Rate and term refinance
Reduce your monthly mortgage payment by lowering your interest rate. This can also help you pay down your mortgage faster. If you have 20% equity in your home when you refinance, you can save additional costs by eliminating mortgage insurance costs.
Cash-out refinance
The equity you’ve built in your home has value of its own, which you can borrow against for cash. This loan replaces your current mortgage with a new, larger mortgage, totaling more than you owe on the house. In return, you get the difference in cash, which you can use for other expenses.

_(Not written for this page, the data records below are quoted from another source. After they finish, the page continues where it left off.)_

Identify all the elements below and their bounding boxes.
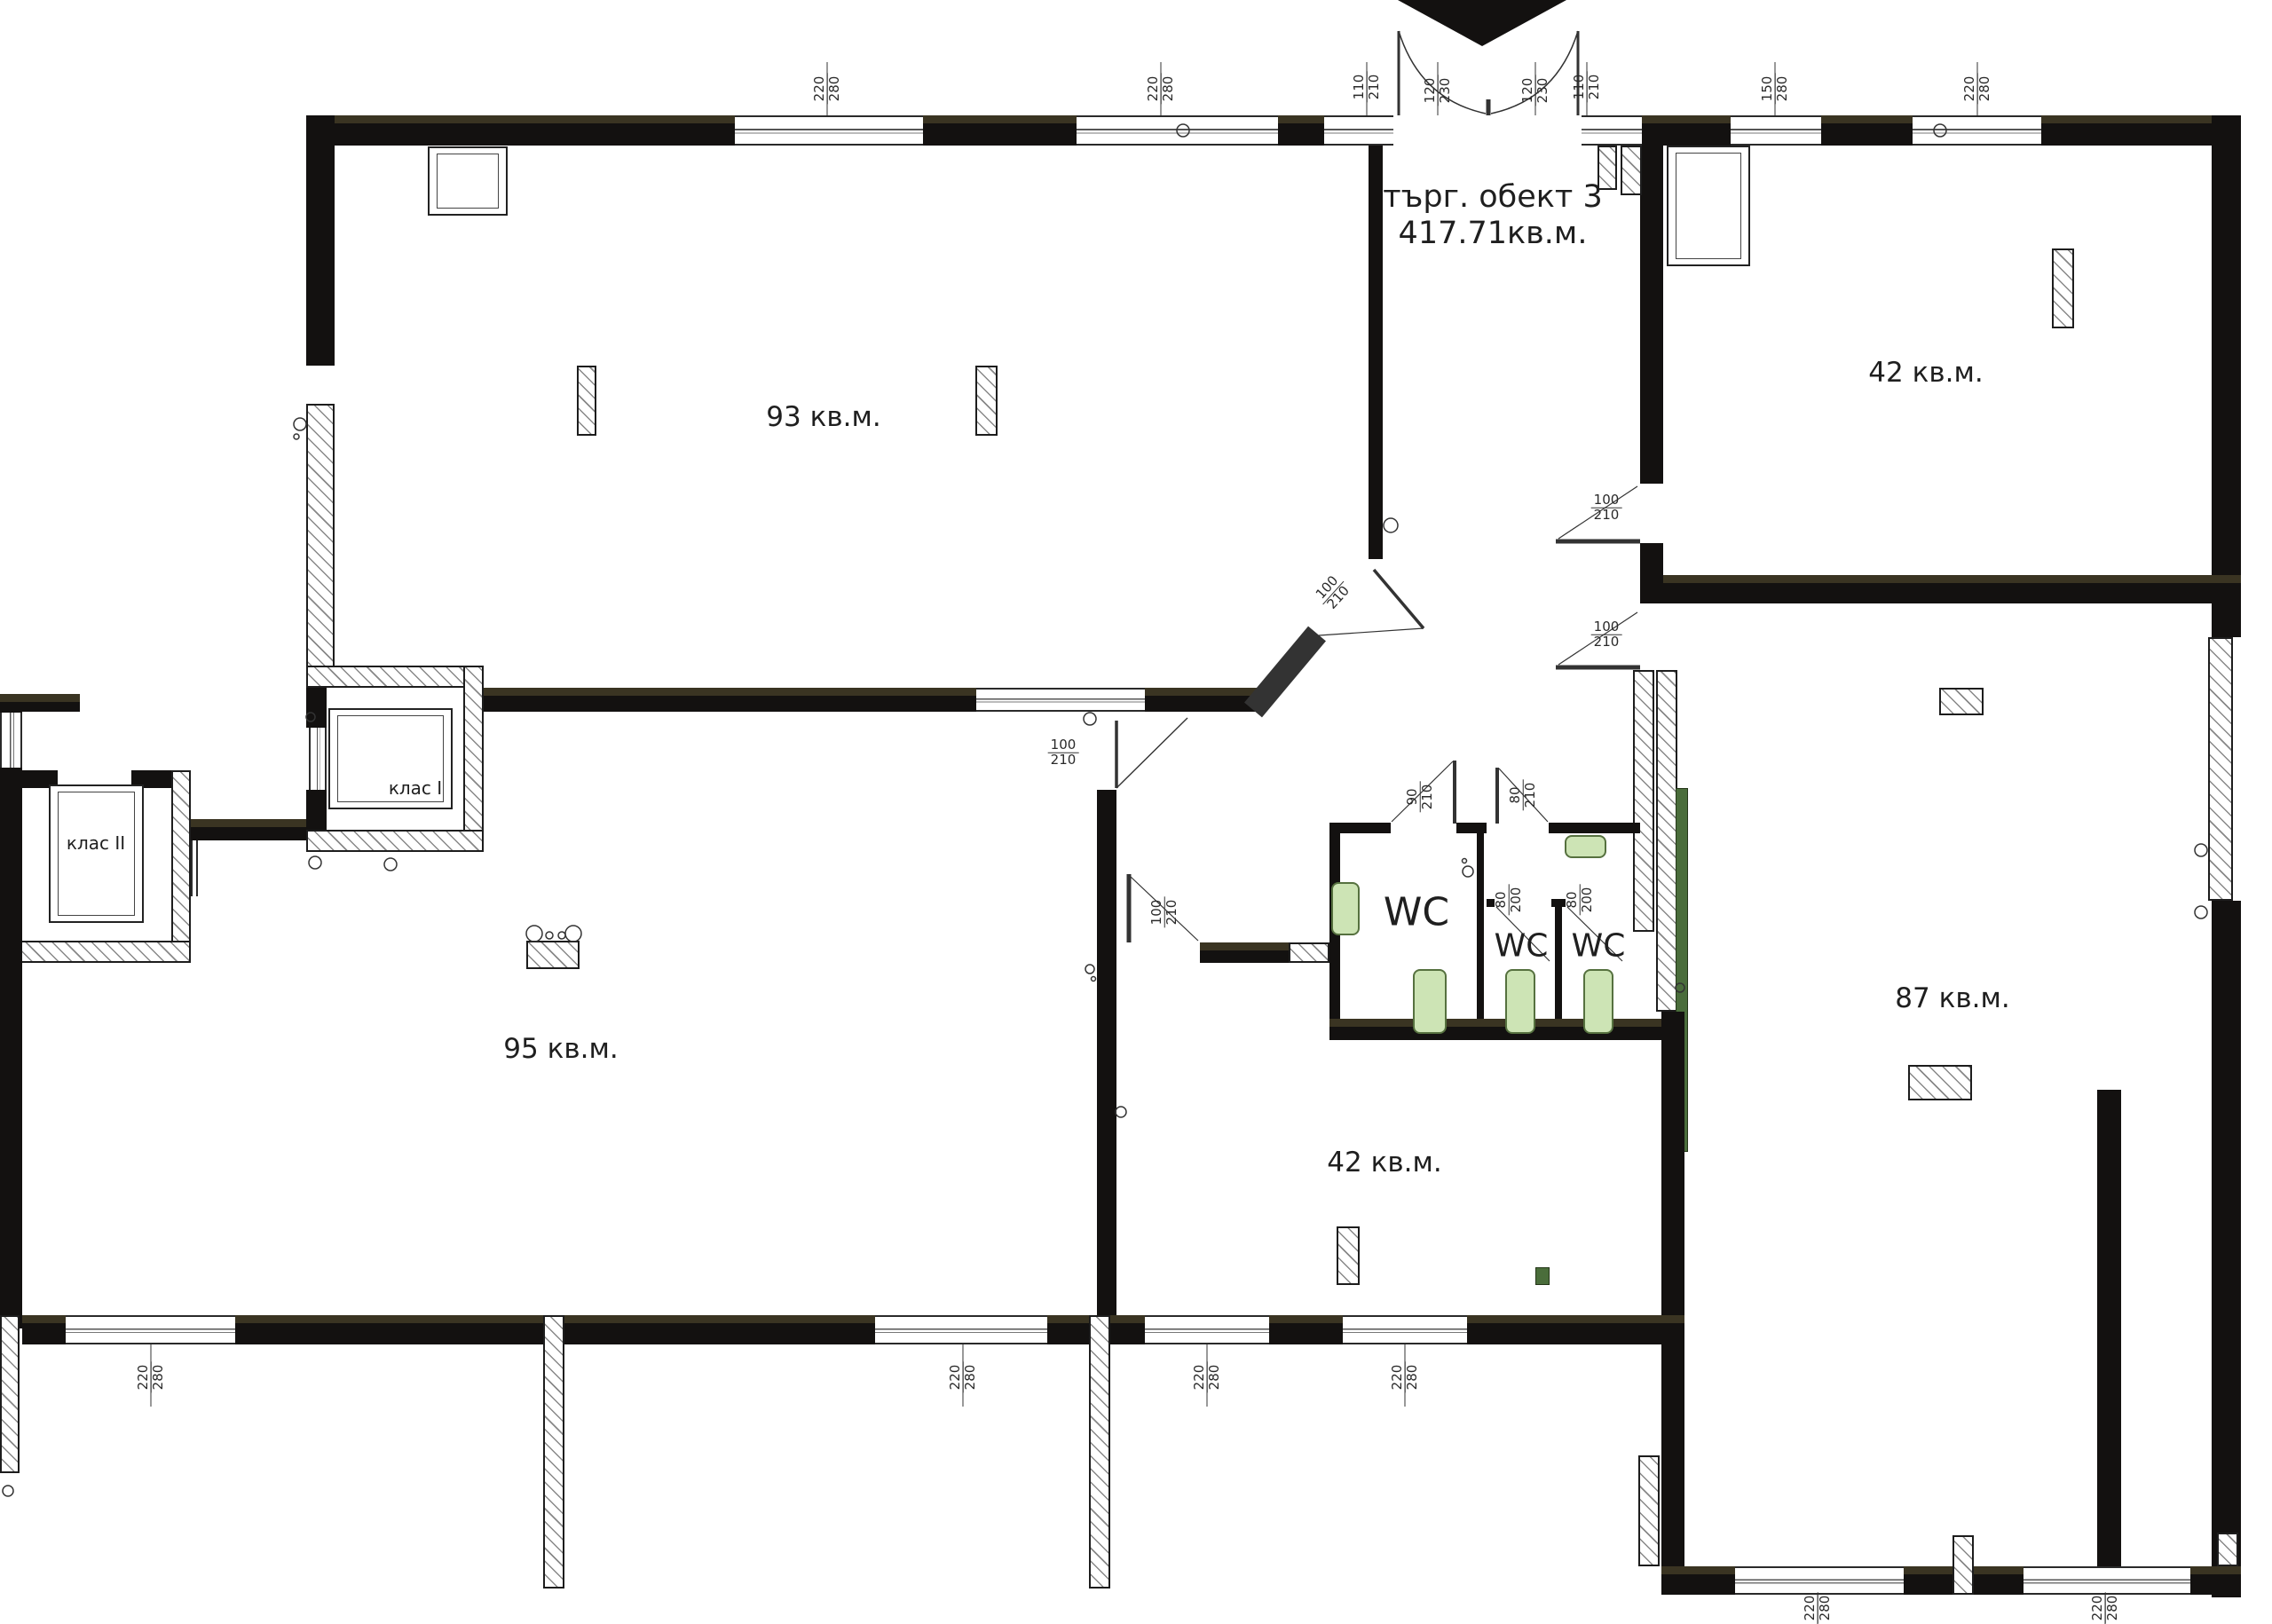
sink [1331,882,1360,935]
wall-87-bottom [1661,1566,1735,1595]
counter [526,941,580,969]
wc-wall [1477,823,1484,1031]
elevator-car [58,792,135,916]
dimension-label: 100210 [1591,493,1622,523]
window [1731,115,1821,146]
pier [543,1315,564,1589]
dimension-label: 220280 [949,1362,978,1393]
hinge-circle [2195,906,2207,918]
wall-bottom [1269,1315,1343,1344]
shaft-1 [306,688,327,728]
wall-95-42 [1097,790,1116,1328]
dimension-label: 110210 [1573,72,1602,103]
pier [1638,1455,1660,1566]
wall-right-hatched [2208,637,2233,901]
wall-87-interior [2097,1090,2121,1566]
duct [437,154,499,209]
toilet [1413,969,1447,1034]
shaft-1-door [309,728,327,790]
window [735,115,923,146]
window [66,1315,235,1344]
shaft-2 [4,941,191,963]
wall-42tr-bottom [1640,575,2241,603]
pillar [1908,1065,1972,1100]
hinge-circle [1384,518,1398,532]
pillar [577,366,596,436]
wall-left-stub [0,694,80,712]
wc-wall [1555,899,1562,1031]
pillar [1621,146,1642,195]
window [1324,115,1393,146]
pillar [1337,1226,1360,1285]
dimension-label: 150280 [1761,74,1790,105]
pillar [1939,688,1984,715]
wc-wall [1549,823,1640,833]
wall-diagonal [1253,634,1317,710]
room-87-label: 87 кв.м. [1895,982,2009,1014]
dimension-label: 80200 [1495,885,1524,916]
dimension-label: 100210 [1591,620,1622,650]
wall-corridor-south [1200,942,1289,963]
hinge-circle [294,434,299,439]
hinge-circle [1085,965,1094,974]
shaft-1 [306,830,484,852]
window-interior [976,688,1145,712]
wall-bottom [22,1315,66,1344]
elevator-1-label: клас I [389,777,442,799]
wall-corridor-west [1369,146,1383,559]
dimension-label: 100210 [1150,897,1179,928]
wall-corridor-east [1640,543,1663,603]
hinge-circle [558,932,565,939]
wall-93-west [306,115,335,366]
dimension-label: 220280 [2091,1593,2120,1624]
dimension-label: 100210 [1048,738,1079,768]
entrance-arrow [1398,0,1566,46]
hinge-circle [1116,1107,1126,1117]
hinge-circle [1092,977,1096,981]
room-42-top-label: 42 кв.м. [1868,357,1983,389]
wall-right [2212,901,2241,1597]
plan-linework [0,0,2272,1624]
pier [1089,1315,1110,1589]
window [1077,115,1278,146]
wall-93-95 [484,688,976,712]
wall-bottom [1467,1315,1684,1344]
wall-top [923,115,1078,146]
pillar [975,366,998,436]
window [1582,115,1642,146]
dimension-label: 220280 [1193,1362,1222,1393]
wall-connector [191,819,306,840]
window [1913,115,2041,146]
dimension-label: 80200 [1566,885,1595,916]
dimension-label: 110210 [1353,72,1382,103]
hinge-circle [546,932,553,939]
wc-middle-label: WC [1495,928,1549,965]
hinge-circle [526,926,542,942]
sink [1565,835,1606,858]
hinge-circle [1084,713,1096,725]
window [1735,1566,1904,1595]
shaft-1 [463,666,484,852]
duct [1676,153,1741,259]
pier [0,1315,20,1473]
pillar [1952,1535,1974,1595]
window [2024,1566,2190,1595]
dimension-label: 220280 [1391,1362,1420,1393]
hinge-circle [2195,844,2207,856]
door-leaf [1374,570,1424,628]
pillar [2052,248,2074,328]
wall-93-95 [1145,688,1260,712]
dimension-label: 80210 [1509,780,1538,811]
hinge-circle [3,1486,13,1496]
window [1145,1315,1269,1344]
window [1343,1315,1467,1344]
window [0,713,22,768]
green-marker [1535,1267,1550,1285]
dimension-label: 220280 [1147,74,1176,105]
pillar [2217,1533,2238,1566]
door-swing [1319,628,1424,635]
wall-corridor-east [1640,146,1663,484]
floor-plan: 93 кв.м.95 кв.м.42 кв.м.42 кв.м.87 кв.м.… [0,0,2272,1624]
wall-87-left [1661,1012,1684,1344]
wall-87-left [1661,1344,1684,1566]
wall-hatched [1656,670,1677,1012]
object-area-label: 417.71кв.м. [1399,216,1588,251]
wall-hatched [1633,670,1654,932]
wall-top [1278,115,1324,146]
dimension-label: 90210 [1406,782,1435,813]
wall-top [306,115,737,146]
dimension-label: 220280 [1803,1593,1833,1624]
room-93-label: 93 кв.м. [766,401,880,433]
shaft-2 [171,770,191,963]
wall-top [1642,115,1731,146]
hinge-circle [1463,866,1473,877]
wall-right [2212,115,2241,637]
room-42-bottom-label: 42 кв.м. [1327,1147,1441,1179]
toilet [1505,969,1535,1034]
wall-left [0,694,22,1328]
hinge-circle [384,858,397,871]
hinge-circle [294,418,306,430]
object-title-label: търг. обект 3 [1383,179,1602,215]
window [875,1315,1047,1344]
hinge-circle [565,926,581,942]
hinge-circle [1463,859,1467,863]
shaft-1 [306,790,327,830]
dimension-label: 100210 [1312,572,1353,613]
wc-right-label: WC [1572,928,1626,965]
room-95-label: 95 кв.м. [503,1033,618,1065]
wall-hatched [1289,942,1329,963]
toilet [1583,969,1613,1034]
shaft-1 [306,666,484,688]
dimension-label: 220280 [813,74,842,105]
wc-large-label: WC [1384,890,1449,935]
wall-top [1821,115,1913,146]
dimension-label: 220280 [1963,74,1992,105]
wall-87-bottom [2190,1566,2241,1595]
dimension-label: 120230 [1521,75,1550,106]
door-swing [1116,718,1187,788]
dimension-label: 220280 [137,1362,166,1393]
elevator-2-label: клас II [67,832,125,854]
hinge-circle [309,856,321,869]
dimension-label: 120230 [1424,75,1453,106]
wc-wall [1329,823,1391,833]
window-small [191,840,198,896]
wall-93-west-hatched [306,404,335,676]
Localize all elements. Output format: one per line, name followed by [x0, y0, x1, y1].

The cash you borrow can be up to 80% of the home’s value.
Many borrowers use this option to pay down high-interest debt or cover other immediate expenses, such as home renovations or college tuition.
How to Get a Conventional Refinance Loan
Connect with us to assess whether you’ll benefit from refinancing your current mortgage. For a conventional refinance, we’ll consider your current interest rate, credit score, and finances. Then we’ll do a home appraisal and determine the amount of equity you have in the home.
Whether you’re interested in a rate and term or a cash-out refinance, we’ll explain your options to see what provides you with the most benefit. We’ll also discuss the new potential terms you pre-qualify for, guiding you through each step until we can close your new refinance loan.
Conventional Refinance Requirements
These are the common requirements you may need to pre-qualify for a conventional refinance. If you have questions about these requirements, we’re here to help.
- In most cases it’s best to have a credit score of 620 or higher. With higher credit scores often comes better interest rates.
- In the underwriting phase, you’ll need documentation of consistent income with a Debt-to-Income ratio at or below 50%. This ratio shows how much of your monthly income goes to paying your current debt.
- Along with income information, you need to share employment verification and history.
- A Loan-to-Value ratio of 80% or less, meaning you’ve paid 20% equity into the home. This is not always required but it can eliminate Private Mortgage Insurance (PMI) and allow you to borrow the most cash.